If Roderick refers to cases such as described in my Secrecy and Utilitarianism, then the reply is “What are we supposed to do? Enlighten us, o great moral teacher.” Yeager replies, wisely, that “[o]ne must accept guilt for one action or another, and in accordance with one’s own moral character, but without brooding excessively about it. A moral person will accept the guilt without letting it destroy him.” For example, in the case of the sheriff an NT person might choose to frame, and an SJ person, choose not to frame, with both choices being correct for that person. So, this case entails a kind of temperamental relativism.
Morality in relation to utility, then, is like a box of chocolates: on the one hand, it is a producer good, because it is merely a means to enjoying the taste of chocolate, and you have to advance it further toward a consumer good by eating the candy, etc.
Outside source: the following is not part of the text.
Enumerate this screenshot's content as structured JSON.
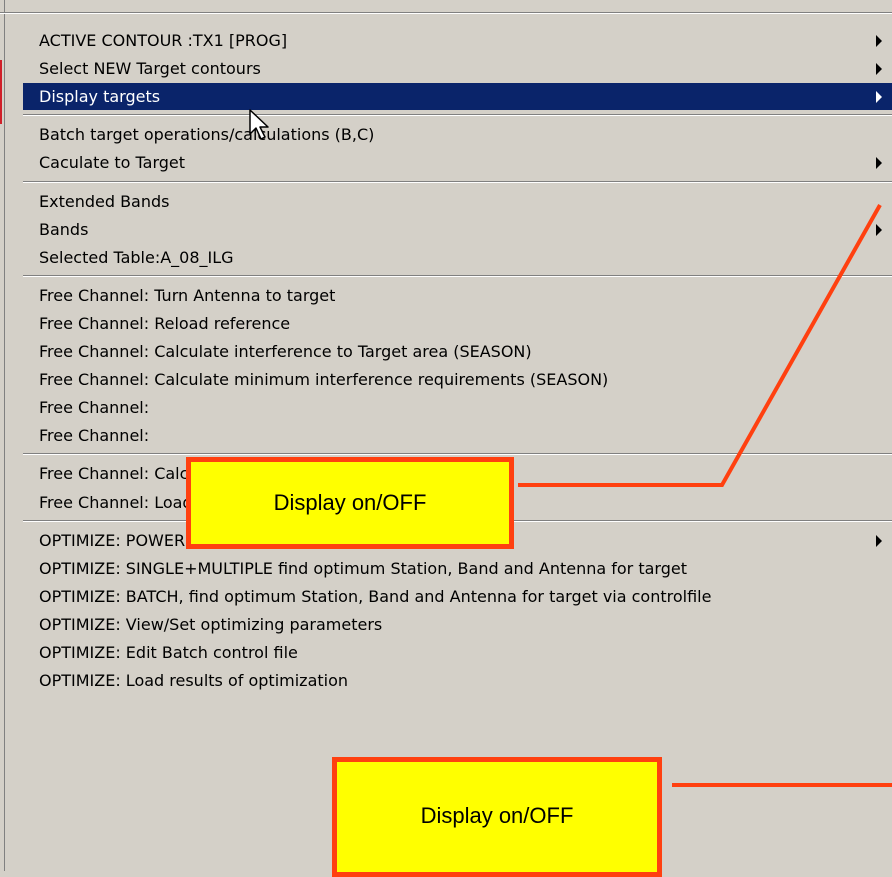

On the other hand, it is clearly a consumer good, because it is so close to being the final good, and because it is a sine qua non for enjoying the taste.
Rothbard goes on to say that “In any sphere of moral theory, we are trying to frame an ethic for man, based on his nature and the nature of the world — and this precisely means for normal nature, for the way life usually is, and not for rare and abnormal situations.” So, normally, obeying the rules which have been tuned so as to promote overall happiness and its another internal and indispensable means, social cooperation, will end up as the most beneficial thing to do.